Co mi się podobało w tym 2 sezonie?
Na pewno zupełne odmienne spojrzenie na Claire. To kobieta niesamowicie silna, ułożona i skupiona. O ile Frank jest bardziej zmotywowany, o tyle Claire jest bardziej drobiazgowa w tym co robi. Odcinek, w którym podczas wywiadu na żywo powiedziała o gwałcie - dla mnie absolutny szok. Normalnie miałem otwartą szeroko gębę i za głowę się łapałem. A takich scen w sezonie 2 miałem więcej. (Śmierć Zoey, potyczki Raymonda z Francisem, trójkącik z Meechumem (sic!), rozmontowanie prezydenta, śmierć Douga itd).
Powolna droga ku autodestrukcji Douga. Człowiek-robot z pierwszego sezonu w tym zyskał znacznie więcej ludzkich cech. Wiedziałem od momentu zarysowania jego wątku w bardziej ludzki sposób, że spotka go marny los, jednak nie byłem przygotowany, że stanie się to właśnie tak. Wielka strata dla serialu, ale wiem też, że tak miało być.
Relacja Underwood-Prezydent-Raymond Tusk - Arcydzieło. Scenariuszowe jak i aktorskie. Dodawać nic nie będę.
Jak zwykle w tym serialu - zwracanie się Franka bezpośrednio do widza. Mam wrażenie, że scenarzyści czy kto tam był za to odpowiedzialny przemyśleli sobie bardzo dokładnie kiedy i jak Frank ma zwracać się do widza, bo było tego znacznie mniej, jednak jak już było, to za każdym razem wywoływało ten sam efekt.
I znowu, kolejny serial, w którym kibicujemy takiemu sukinkotowi, że po opadnięciu emocji człowieka łapie myśl "ja pierniczę, kolejny krok ku byciu wzorowym socjopatą". Ale w moim odczuciu super, że człowiek ma okazje właśnie dzięki serialom pałać pozytywnymi uczuciami do morderców, manipulatorów, przestępców i ogólnie do ludzi, których w normalnym życiu uważałby za najgorsze barachło naszej planety.
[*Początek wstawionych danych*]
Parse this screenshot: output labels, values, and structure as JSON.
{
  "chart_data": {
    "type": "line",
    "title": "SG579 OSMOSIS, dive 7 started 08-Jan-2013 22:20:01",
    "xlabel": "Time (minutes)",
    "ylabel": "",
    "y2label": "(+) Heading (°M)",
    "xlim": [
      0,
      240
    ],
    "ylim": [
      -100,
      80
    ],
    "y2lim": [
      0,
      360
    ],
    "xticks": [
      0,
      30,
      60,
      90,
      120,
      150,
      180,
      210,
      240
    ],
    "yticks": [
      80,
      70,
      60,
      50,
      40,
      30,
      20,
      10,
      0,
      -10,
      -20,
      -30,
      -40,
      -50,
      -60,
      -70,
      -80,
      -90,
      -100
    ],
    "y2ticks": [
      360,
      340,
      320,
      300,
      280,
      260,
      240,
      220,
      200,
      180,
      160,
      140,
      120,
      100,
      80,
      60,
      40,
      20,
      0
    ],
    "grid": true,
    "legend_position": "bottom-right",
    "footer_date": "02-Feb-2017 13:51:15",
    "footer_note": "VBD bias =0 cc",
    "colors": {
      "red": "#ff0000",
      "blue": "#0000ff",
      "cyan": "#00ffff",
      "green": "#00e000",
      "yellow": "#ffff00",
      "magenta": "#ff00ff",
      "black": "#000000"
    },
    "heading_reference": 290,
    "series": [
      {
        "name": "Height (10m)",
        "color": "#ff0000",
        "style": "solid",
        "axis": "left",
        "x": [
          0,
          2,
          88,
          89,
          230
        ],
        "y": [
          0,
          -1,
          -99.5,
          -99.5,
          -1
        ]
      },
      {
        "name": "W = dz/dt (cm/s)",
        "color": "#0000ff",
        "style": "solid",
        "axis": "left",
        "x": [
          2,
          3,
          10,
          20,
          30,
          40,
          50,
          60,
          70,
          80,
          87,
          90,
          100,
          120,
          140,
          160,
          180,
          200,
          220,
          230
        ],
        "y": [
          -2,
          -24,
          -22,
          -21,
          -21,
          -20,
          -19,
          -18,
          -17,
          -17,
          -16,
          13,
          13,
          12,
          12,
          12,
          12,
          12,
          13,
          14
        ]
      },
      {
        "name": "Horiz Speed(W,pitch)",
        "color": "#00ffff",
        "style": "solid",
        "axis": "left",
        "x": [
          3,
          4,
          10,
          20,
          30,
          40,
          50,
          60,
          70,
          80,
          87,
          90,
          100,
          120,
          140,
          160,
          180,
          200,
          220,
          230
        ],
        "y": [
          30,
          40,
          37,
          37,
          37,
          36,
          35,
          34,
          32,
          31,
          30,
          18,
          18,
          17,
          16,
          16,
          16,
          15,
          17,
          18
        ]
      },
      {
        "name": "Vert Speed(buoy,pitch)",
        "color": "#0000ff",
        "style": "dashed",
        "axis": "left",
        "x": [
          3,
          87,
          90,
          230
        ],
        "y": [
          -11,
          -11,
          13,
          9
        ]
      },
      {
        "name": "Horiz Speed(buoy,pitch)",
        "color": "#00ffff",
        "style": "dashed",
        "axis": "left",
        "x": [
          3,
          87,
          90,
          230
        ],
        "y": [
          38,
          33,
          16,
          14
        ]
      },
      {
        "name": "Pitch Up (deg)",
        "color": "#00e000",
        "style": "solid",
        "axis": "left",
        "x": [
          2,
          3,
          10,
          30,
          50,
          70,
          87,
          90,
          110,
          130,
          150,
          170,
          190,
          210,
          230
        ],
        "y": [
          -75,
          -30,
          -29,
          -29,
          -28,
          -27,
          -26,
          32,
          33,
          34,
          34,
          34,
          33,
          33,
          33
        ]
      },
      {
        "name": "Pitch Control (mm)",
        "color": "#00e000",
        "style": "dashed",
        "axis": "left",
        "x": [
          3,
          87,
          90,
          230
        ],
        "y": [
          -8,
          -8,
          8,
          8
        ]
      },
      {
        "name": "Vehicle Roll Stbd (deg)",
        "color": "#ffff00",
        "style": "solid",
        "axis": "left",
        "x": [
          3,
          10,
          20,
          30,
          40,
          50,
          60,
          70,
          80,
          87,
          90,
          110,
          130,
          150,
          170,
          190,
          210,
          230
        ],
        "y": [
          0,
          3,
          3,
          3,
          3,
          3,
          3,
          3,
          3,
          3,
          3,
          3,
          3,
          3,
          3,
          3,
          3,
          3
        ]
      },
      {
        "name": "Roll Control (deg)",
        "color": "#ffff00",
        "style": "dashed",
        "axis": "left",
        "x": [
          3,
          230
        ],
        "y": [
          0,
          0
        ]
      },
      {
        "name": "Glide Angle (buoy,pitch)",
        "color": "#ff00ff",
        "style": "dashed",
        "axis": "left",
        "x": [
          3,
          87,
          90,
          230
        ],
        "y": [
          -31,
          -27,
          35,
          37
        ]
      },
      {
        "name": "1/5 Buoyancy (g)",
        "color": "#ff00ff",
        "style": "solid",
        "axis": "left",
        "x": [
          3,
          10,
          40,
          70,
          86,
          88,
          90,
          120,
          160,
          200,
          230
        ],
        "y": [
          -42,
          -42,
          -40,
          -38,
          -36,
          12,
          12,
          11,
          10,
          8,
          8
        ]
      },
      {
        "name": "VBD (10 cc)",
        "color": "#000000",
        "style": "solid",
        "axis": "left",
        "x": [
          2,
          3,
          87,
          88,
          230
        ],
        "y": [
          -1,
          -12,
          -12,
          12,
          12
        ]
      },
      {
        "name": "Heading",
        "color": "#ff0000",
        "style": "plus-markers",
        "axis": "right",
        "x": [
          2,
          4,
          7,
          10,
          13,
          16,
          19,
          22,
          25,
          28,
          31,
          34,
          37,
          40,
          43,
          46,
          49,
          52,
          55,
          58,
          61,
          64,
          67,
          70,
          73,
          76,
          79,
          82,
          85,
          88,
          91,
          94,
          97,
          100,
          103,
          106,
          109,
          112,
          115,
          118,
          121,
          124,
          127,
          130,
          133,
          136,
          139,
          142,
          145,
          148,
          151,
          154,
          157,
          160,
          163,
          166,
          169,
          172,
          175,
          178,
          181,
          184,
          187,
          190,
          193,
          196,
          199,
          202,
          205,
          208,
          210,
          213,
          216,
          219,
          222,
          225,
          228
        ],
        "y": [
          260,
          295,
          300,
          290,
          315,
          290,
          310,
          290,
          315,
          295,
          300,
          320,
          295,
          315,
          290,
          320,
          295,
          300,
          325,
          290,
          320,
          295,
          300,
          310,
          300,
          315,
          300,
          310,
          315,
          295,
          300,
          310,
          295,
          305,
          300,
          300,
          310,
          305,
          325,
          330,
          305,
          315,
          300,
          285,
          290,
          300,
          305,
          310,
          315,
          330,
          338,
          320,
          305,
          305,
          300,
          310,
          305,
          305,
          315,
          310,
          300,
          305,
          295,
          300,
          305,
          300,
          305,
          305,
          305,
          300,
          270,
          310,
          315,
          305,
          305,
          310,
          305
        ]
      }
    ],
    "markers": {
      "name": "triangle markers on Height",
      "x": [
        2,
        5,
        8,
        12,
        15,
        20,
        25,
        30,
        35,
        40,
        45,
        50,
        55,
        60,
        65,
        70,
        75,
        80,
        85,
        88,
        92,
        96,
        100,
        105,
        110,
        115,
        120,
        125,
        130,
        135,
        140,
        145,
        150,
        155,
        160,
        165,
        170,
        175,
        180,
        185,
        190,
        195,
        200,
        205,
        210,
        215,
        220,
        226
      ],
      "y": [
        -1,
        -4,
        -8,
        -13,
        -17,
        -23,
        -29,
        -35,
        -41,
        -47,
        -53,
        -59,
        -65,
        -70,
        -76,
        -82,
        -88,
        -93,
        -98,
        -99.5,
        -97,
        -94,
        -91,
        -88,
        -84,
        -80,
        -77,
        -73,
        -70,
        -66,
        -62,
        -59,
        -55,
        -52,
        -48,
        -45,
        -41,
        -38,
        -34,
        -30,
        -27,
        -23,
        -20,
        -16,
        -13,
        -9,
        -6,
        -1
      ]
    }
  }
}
To taki fenomen, który trudno ogarnąć, pozwalający na szczęście inteligentnemu widzowi dobrze się bawić i łapać dystans. A właśnie Underwood jest niekwestionowanym królem manipulacji, intryg, krętactwa, kłamstw. Przy nim Sawyer z "LOST", Harvey z "Suits" i cała zgraja z "Gry o tron" to szczeniaki Chihuahua przy Dobermanie. Ta postać wywołuje w człowieku obrzydzenie, jednak ma w sobie coś, ( i przypuszczam, że nie jest to tylko rewelacyjny Kevin Spacey
) co powoduje, że mimowolnie się mu kibicuje. Bo nie sposób nie przyznać mu genialności, inteligencji i umiejętności spadania na cztery nogi. Najbardziej przerażające jest to, że tacy ludzie jak Underwood są jak najbardziej realni, co w moich oczach czyni ten serial jeszcze lepszym. Świetna rzecz, po prostu.